4. The securing structure for container closure according to claim 1, wherein the retaining plate is configured to be placed in contact with the container closure.

5. The securing structure for container closure according to claim 1, wherein the retaining plate is configured to be placed such that there is a gap between the container closure and the retaining plate which is shorter than a length of the container closure along an axis of the container port.

6. The securing structure for container closure according to claim 1, wherein the external ring is configured to be placed within a support element of the container.

7. The securing structure for container closure according to claim 1, wherein the anchoring elements include anchoring bolts.

8. A high pressure container assembly configured to hold a high pressure fluid, the container assembly including:

a container configured to hold the high pressure fluid;

a container port on the container and configured to allow the high pressure fluid to pass into or out of the container, wherein the container port includes a collar surrounding the port and extending outward from the container;

a securing structure configured to close the closure port and prevent leakage of the high pressure fluid from the container through the container port, wherein the securing structure is seated in the container port and engages an inner wall of the collar;

an external ring extending around the container port, wherein the external ring has an opening having a wider diameter than the outer diameter of the collar of the container port and the external ring includes an annular abutment surface

a retaining ring configured to be placed within the external ring and to be placed radially between the container port and the external ring, wherein the retaining ring comprises:

an annular external main body extending around the container port and including:

an outer cylindrical surface abutting an inner cylindrical surface of the external ring,

an annular inner frustoconical surface, and

an end abutting the annular abutment surface of the external ring, and

an annular internal wedge element including an annular inner surface extending around and abutting a cylindrical outer surface of the collar of the container port and an annular outer frustoconical surface in sliding contact with the annular inner frustoconical surface of the annular external main body, wherein the annular internal wedge element is sandwiched between the annular external main body and the collar of the container port, wherein a thickness of the annular internal wedge element reduces in a direction towards the container;

a retaining plate covering the securing structure in the container port and separated by a gap between a distal end of the securing structure and the retaining plate; and

anchoring elements securing the retaining plate to the external ring.

9. The high pressure container according to claim 8, wherein the high pressure container is configured to be mounted within an aircraft and the high pressure fluid in hydrogen (H2).

10. The high pressure container according to claim 8, wherein the retaining ring is configured to axially abut against an abutment surface of the external ring.

11. The high pressure container according to claim 8, wherein the retaining plate is perpendicular to an axial axis of the container port and of the securing structure.

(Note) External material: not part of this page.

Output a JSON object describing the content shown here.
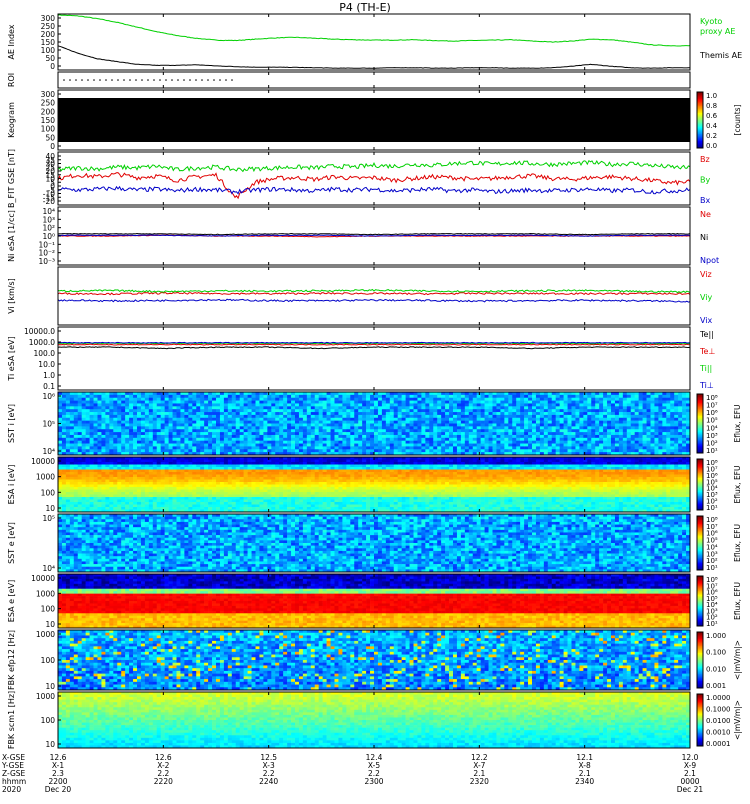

12. The high pressure container according to claim 8, further comprising a support element extending around and secured to the support ring, wherein in the support element is configured to support the high pressure container in another structure.

13. The high pressure container according to claim 8, wherein annular the annular external main body is configured to slide across the annular internal wedge in a direction towards the container when an axial force is applied to the annular external main body by the retaining plate.

14. The high pressure container according to claim 8, wherein the retaining plate includes a post configured to contact the container closure.

15. The high pressure container according to claim 8, wherein the gap between the container closure and the retaining plate is shorter than a length of the container closure along an axis of the container closure.